Twenty-seven pilots are recorded in the 1850 census, the first census to list occupations:

• Oliver Bragg
• Nathaniel Bragg
• Benjamine Gaskins
• Jacob Gaskill
• Richard Gaskins
• Robert Gaskill
• Robert D. Gaskill
• Thomas Gaskill
• Abner Howard
• Wallace Howard
• Benjamine Jackson
• George W. Jackson
• Benjamine G. O'Neal
• William O'Neal
• Martin O'Neal
• John O'Neal
• Simon O'Neal
• Howard Jackson
• Thomas O'Neal
• John Gaskins
• Amasa Simpson
• Wallace Simpson
• William S. Tolson
• Caswell Williams
• John Williams
• Francis Williams
• Lemuel Salter

Hatteras Inlet opened in 1846. Because the new inlet was more navigable than Ocracoke Inlet, most of the pilots soon moved to Hatteras. By 1900 only two Ocracoke residents, Samuel Bragg & James Bragg, are listed as pilots.

Our latest Ocracoke Newsletter is Ellen Marie Cloud's first-person account of the Great Ocracoke Lighthouse Window Heist. You can read it here:


  1. Anonymous8:49 AM

    Looks as if a career as a ship pilot, the gateway to it , one needed a family member with both a boat and a job as a pilot. It seemed All in The Family. A Union and or civil service exams kinda sort of but not really not so much helped unrelated out of work upwardly mobile self starters find work in a what was once a closed network these days. However, The internet has allowed for job seekers to find work where the jobs are out of state etc and they B willing to move.

  2. Anonymous6:29 PM

    Philip, any insight as to whether the skill (as opposed to "job" proper) of "pilot" is still a factor in the waters around the island these days? I suspect you may be able to provide some insight via your own experiences traveling on the waters, as we've read about here over the years. I presume the Austins might be considered the closest to modern pilots, with their Portsmouth Island tours. And I would presume the waters are still shifting and dicey enough to warrant extra care--if not a knowledgeable guide--even considering the benefit of modern technology to aid navigation. Just curious if you might be able to share any insight as to how folks get around these days. As always, thanks.
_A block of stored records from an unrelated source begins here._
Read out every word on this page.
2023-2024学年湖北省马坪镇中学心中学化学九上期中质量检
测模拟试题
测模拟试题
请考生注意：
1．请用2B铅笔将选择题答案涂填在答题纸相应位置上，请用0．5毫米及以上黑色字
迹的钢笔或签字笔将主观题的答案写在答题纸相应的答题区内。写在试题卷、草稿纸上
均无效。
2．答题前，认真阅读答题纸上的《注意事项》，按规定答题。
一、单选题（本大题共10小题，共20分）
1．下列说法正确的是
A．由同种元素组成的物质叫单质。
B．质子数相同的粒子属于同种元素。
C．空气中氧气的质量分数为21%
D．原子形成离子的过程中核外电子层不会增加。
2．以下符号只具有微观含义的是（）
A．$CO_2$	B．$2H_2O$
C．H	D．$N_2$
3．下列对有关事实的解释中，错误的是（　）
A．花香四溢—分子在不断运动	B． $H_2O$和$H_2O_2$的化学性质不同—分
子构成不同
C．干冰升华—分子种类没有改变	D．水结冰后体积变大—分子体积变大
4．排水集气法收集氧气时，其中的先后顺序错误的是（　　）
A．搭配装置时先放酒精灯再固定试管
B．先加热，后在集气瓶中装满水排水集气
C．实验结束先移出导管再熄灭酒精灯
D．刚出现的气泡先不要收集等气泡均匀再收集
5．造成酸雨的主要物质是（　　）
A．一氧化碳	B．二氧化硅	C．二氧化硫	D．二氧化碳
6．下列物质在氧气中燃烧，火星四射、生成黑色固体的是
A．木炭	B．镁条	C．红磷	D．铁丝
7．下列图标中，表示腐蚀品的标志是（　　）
    1. Anon. 6:29 -- without a doubt, "piloting skills" are important for navigating Ocracoke Inlet. I am not a commercial fisherman, but I have been present while a local fisherman was explaining to an out-of-state captain of a sailboat the intricacies of sailing through the inlet. The captain decided not to risk it.

      For boaters not familiar with the local waters, even just traveling between Ocracoke and Portsmouth can mean running aground on a shoal, especially at low tide or in rough, windy conditions.